WordPress is changing the method it uses to prevent search engines from indexing sites. Previously, if a user checked the “Discourage search engines from indexing this site” option in a site’s Settings > Reading screen, WordPress would add Disallow: /
to the robots.txt file. This would prevent crawling but did not always prevent sites from showing up in search results.
As of 5.3, WordPress will drop the robots.txt method in favor of adding an updated robots meta tag to prevent the site from being listed in search engines: <meta name='robots' content='noindex,nofollow' />
. The meta tag offers a more reliable way of preventing indexing and subsequent crawling.

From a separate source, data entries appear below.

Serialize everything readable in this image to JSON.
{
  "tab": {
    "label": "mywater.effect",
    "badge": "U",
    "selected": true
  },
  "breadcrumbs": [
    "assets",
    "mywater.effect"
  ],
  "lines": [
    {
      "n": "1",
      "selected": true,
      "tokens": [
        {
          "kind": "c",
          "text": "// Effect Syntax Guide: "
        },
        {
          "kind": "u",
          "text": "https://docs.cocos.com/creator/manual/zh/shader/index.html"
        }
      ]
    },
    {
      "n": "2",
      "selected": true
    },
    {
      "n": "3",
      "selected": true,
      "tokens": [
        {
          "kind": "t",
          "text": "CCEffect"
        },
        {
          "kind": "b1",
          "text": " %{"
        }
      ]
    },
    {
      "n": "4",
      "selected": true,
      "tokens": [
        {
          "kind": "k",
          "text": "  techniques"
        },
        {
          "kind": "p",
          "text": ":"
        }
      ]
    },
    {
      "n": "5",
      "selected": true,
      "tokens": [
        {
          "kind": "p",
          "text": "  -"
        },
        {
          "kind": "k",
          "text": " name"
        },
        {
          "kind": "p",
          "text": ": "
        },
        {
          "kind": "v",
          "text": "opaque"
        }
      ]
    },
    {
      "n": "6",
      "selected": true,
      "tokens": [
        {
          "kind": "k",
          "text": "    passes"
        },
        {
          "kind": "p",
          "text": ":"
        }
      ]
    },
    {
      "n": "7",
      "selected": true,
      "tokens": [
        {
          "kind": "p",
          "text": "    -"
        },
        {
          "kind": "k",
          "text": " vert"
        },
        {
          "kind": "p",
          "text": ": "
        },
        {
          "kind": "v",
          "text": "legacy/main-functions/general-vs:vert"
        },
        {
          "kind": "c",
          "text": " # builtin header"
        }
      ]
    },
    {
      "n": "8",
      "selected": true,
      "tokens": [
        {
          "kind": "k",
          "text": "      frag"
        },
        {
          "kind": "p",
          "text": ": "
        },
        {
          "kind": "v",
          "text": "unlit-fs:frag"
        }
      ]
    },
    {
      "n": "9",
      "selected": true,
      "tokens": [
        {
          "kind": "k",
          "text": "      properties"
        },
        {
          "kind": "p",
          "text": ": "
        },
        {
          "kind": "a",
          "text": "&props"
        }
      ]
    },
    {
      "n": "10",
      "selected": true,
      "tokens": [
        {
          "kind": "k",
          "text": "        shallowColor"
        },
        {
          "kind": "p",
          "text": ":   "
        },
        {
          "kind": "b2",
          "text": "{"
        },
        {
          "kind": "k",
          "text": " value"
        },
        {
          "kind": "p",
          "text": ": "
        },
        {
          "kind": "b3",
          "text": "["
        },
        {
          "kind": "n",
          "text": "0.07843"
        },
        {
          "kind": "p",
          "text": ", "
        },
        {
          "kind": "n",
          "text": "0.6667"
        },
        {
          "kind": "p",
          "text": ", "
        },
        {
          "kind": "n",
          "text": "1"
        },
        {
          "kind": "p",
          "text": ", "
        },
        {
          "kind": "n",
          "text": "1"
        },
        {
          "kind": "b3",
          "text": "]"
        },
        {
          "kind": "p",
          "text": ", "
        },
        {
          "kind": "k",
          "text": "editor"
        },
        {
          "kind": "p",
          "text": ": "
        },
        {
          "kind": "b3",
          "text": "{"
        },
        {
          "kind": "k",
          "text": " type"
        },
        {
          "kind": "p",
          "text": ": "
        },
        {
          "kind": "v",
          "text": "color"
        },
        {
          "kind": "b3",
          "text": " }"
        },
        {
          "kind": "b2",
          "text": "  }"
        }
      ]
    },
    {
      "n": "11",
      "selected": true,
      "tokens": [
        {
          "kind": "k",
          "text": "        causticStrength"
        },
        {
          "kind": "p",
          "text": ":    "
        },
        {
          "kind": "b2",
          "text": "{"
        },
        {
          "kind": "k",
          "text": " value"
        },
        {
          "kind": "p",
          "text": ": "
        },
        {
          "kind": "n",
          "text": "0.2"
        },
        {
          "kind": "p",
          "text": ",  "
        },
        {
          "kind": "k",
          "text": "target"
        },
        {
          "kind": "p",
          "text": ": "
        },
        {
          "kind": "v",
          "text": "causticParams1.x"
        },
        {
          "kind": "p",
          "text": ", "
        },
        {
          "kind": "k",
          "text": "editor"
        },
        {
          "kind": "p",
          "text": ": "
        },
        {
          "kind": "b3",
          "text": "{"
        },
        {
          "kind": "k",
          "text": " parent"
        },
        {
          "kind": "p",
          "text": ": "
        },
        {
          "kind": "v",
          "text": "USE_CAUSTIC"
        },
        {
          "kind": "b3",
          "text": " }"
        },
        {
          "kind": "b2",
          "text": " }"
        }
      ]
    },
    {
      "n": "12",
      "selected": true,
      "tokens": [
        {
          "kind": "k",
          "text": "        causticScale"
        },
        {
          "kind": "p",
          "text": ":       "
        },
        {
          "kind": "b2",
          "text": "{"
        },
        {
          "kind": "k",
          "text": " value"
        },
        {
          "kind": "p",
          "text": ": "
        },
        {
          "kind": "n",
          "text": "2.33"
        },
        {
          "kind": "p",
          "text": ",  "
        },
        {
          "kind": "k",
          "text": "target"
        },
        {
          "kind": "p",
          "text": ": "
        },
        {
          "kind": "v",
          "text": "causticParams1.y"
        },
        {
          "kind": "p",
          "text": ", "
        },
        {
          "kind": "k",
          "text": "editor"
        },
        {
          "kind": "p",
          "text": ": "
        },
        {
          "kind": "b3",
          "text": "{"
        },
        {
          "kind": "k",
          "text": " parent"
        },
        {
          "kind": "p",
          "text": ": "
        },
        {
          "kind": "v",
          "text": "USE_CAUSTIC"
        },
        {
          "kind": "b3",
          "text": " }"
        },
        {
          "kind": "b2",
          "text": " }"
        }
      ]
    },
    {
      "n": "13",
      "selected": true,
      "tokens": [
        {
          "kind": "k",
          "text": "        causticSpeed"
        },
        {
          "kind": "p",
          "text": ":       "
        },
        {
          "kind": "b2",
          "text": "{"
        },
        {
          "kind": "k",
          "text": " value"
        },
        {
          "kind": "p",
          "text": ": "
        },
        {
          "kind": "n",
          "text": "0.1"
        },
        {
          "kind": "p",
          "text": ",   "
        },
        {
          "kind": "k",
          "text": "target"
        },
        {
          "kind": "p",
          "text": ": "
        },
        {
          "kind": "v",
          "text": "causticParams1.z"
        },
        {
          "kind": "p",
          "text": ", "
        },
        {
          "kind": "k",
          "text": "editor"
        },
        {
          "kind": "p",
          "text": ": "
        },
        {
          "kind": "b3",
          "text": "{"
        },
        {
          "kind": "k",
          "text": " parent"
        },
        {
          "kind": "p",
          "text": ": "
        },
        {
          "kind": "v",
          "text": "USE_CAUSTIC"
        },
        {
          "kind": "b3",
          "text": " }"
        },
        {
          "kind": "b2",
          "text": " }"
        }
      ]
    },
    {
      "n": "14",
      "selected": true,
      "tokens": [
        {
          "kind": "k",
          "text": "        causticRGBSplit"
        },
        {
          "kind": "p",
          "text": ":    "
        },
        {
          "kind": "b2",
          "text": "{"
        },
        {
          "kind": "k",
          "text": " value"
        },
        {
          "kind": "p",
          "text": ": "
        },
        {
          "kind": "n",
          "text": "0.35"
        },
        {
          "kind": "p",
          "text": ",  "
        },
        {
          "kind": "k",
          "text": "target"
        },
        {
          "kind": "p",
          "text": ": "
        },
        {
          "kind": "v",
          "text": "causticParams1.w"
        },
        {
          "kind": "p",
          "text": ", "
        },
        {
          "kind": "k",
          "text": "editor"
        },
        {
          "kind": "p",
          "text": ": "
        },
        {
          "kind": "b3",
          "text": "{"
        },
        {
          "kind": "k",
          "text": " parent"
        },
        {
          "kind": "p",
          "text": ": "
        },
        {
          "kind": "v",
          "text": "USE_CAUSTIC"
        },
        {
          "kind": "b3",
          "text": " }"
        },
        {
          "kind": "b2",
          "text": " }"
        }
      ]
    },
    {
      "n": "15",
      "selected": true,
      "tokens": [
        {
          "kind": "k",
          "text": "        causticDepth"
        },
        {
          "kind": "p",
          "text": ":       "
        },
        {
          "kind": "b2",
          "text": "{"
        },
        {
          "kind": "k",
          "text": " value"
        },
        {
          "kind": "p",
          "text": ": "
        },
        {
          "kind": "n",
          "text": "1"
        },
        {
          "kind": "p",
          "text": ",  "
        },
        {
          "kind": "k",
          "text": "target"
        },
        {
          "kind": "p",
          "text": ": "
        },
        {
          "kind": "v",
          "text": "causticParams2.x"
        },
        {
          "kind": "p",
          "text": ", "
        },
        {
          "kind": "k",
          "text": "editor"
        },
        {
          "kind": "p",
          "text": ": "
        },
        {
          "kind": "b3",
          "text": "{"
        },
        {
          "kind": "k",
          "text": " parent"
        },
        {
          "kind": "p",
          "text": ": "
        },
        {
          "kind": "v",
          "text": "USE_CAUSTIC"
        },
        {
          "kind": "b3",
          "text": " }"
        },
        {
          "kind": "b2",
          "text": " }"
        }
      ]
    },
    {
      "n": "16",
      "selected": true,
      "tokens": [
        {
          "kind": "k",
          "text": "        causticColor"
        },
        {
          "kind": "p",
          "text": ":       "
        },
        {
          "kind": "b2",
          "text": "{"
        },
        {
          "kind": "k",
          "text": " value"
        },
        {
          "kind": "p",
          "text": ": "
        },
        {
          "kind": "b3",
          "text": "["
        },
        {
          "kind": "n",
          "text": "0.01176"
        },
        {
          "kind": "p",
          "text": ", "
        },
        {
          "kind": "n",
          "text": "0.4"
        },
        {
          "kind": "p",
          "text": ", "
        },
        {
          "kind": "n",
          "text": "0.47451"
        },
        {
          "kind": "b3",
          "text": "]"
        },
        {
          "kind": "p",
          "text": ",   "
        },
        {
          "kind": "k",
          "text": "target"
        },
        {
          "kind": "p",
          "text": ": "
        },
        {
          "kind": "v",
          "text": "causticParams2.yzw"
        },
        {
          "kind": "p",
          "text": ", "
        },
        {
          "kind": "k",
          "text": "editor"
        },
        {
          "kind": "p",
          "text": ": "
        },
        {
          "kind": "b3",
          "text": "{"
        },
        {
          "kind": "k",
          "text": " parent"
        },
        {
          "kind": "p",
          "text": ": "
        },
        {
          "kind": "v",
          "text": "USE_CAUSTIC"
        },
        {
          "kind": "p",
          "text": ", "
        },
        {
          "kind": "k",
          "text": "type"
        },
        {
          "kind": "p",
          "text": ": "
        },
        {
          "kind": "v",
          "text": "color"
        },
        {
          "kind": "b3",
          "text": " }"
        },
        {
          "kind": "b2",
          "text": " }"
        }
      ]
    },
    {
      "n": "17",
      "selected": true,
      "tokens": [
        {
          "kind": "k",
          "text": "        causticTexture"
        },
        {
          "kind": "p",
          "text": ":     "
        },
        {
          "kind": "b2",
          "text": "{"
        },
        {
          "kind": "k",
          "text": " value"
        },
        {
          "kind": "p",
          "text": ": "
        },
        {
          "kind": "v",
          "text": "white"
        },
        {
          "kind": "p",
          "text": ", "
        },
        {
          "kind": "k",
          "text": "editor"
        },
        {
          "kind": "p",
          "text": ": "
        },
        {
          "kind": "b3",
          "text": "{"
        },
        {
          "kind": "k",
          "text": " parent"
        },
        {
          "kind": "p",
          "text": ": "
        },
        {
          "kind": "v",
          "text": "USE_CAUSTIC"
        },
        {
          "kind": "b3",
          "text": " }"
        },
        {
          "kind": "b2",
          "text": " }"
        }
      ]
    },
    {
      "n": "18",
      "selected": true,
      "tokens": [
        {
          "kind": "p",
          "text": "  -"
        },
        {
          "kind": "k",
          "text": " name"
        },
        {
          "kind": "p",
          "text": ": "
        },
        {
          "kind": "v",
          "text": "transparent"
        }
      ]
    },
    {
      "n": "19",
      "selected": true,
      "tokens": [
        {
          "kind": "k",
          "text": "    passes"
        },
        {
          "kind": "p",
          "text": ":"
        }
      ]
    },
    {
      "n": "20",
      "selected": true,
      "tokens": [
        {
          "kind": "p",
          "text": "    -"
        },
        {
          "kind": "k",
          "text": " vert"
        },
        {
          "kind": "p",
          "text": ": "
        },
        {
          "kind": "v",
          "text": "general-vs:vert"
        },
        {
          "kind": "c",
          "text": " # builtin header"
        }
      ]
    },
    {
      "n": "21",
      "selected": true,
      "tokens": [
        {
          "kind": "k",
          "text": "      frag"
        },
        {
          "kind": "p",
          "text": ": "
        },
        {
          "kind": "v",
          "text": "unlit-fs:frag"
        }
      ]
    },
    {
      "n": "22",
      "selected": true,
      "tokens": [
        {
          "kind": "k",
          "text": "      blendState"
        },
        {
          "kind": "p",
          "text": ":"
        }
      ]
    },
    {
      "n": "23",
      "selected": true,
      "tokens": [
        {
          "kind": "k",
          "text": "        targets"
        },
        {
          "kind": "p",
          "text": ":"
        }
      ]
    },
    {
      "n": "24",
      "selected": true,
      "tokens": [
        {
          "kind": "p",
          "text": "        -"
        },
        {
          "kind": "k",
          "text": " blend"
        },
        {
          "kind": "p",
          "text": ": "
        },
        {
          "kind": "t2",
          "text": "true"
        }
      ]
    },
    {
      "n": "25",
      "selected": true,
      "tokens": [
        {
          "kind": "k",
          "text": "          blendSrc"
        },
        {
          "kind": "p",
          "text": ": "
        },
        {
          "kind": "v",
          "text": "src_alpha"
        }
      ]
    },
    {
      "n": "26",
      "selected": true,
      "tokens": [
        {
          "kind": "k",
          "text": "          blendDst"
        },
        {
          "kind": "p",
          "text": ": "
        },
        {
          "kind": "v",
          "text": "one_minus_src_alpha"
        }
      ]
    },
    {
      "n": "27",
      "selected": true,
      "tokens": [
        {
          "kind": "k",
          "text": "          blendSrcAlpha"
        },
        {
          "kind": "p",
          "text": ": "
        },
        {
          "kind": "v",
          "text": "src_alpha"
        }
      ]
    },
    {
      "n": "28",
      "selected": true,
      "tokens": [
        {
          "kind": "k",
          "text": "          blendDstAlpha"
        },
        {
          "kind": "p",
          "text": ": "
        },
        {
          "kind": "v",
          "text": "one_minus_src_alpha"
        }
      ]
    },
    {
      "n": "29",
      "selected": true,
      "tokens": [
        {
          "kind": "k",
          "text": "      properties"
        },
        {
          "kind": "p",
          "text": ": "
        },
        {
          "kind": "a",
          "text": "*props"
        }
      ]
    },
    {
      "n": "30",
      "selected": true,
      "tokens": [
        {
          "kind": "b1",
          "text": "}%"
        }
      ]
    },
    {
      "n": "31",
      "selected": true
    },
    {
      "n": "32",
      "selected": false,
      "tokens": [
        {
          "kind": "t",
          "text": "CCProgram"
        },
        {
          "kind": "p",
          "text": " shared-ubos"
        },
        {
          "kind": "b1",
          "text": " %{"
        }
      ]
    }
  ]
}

When checking the setting to discourage search engines from indexing a site, users are often looking for a way to hide their sites, but the setting does not always work as they expected. Jono Alderson summarized the problem and the proposed solution in a comment on the trac ticket that brought about the changes:
The Reading setting infers that it’s intended to prevent search engines from indexing the content, rather than from crawling it. However, the presence of the robots disallow rule prevents search engines from ever discovering the
noindex
directive, and thus they may index ‘fragments’ (where the page is indexed without content).2) Google recently announced that they’re making efforts to prevent fragment indexing. However, until this exists (and I’m not sure it will; it’s still a necessary/correct solution sometimes), we should solve for current behaviors. Let’s remove the
robots.txt
disallow rule, and allow Google (and others) to crawl the site.
In the dev note announcing the change, Peter Wilson recommends that developers wanting to exclude development sites from being indexed by search engines should include the HTTP Header X-Robots-Tag: noindex, nofollow
when serving all assets for the site, including images, PDFs, video, and other assets.